The former owner of a now-dissolved Beavercreek defense firm was sentenced this morning to three years’ probation and a $100,000 fine for her role in fraudulently getting contracts with NASA and the Air Force using a set-aside meant for service-disabled veterans.
Minda Moore, 39, pleaded guilty in January to conspiracy, a federal misdemeanor, in Dayton’s U.S. District Court. The sentence was part of her plea agreement.
Her co-defendant, Nicholas T. Borton, was sentenced in August to three years’ probation and a $50,000 fine.
Moore and Borton were charged with securing federal contracts set aside for companies owned and controlled by service-disabled veterans, including $1.4 million worth of work for NASA.
The company, KLSS Solutions, was founded in 2008 by Steven T. Powers, a service-disabled veteran who died in 2013 from lasting side-effects of Agent Orange exposure. KLSS solutions was affiliated with a company named KLSS.
Moore and Borton then took over the companies.
“Shortly before (Powers’) death, Ms. Moore sent an email to her father explaining the company’s founder was suffering from a terminal illness and setting forth a proposed plan to assign her father, who is a service-disabled veteran, fifty-one percent ownership of KLSS Solutions,” court records say.
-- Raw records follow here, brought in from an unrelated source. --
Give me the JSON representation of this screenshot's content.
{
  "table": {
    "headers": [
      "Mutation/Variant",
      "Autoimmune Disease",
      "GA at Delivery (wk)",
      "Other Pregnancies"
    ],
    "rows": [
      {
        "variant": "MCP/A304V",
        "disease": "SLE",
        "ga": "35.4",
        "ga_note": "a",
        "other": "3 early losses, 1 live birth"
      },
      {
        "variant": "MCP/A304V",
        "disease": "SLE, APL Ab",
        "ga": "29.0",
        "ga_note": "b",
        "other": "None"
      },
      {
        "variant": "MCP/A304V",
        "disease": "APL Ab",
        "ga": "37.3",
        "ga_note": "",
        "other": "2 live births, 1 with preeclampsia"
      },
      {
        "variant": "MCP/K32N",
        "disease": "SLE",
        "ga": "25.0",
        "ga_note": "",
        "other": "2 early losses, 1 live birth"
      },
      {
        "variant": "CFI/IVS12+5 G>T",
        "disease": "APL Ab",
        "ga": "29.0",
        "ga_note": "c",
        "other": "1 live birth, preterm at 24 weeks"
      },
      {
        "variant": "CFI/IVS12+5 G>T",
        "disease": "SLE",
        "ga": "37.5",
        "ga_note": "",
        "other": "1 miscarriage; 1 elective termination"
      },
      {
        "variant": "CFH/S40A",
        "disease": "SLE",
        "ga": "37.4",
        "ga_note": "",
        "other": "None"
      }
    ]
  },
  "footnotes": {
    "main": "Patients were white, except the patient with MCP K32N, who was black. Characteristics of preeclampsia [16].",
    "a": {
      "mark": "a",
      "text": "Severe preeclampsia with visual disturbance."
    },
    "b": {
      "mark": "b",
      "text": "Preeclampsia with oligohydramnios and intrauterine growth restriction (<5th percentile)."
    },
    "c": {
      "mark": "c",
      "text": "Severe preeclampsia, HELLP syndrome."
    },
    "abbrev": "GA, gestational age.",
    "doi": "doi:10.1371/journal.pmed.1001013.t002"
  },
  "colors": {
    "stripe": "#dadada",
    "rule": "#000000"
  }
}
“However, her father did not exercise control or management over the daily operations in accordance with SDVOSBC requirements. Instead, Ms. Moore and her coconspirators operated KLSS Solutions as a shell-company for KLSS in order to secure contracts through the (service-disabled veteran) set-aside procurement program.”
Powers’ wife, Anita Kelley-Powers, said she and her husband put their lives into KLSS Solutions and KLSS – both of which are now gone.
“We just built it with our hearts, because that’s what my husband wanted to do was have our own company someday, and for it to go down like this is really saddening,” said Kelley-Powers by phone Wednesday.
The sentencing memorandum notes Moore has two school-aged children, has had steady employment, holds degrees from Miami University and the University of Dayton and had no prior criminal history.
“Ms. Moore appreciates the seriousness of her offense and she has expressed genuine remorse for her actions,” court records say. “Ms. Moore has been able to reflect on her actions and has accepted full responsibility for them.”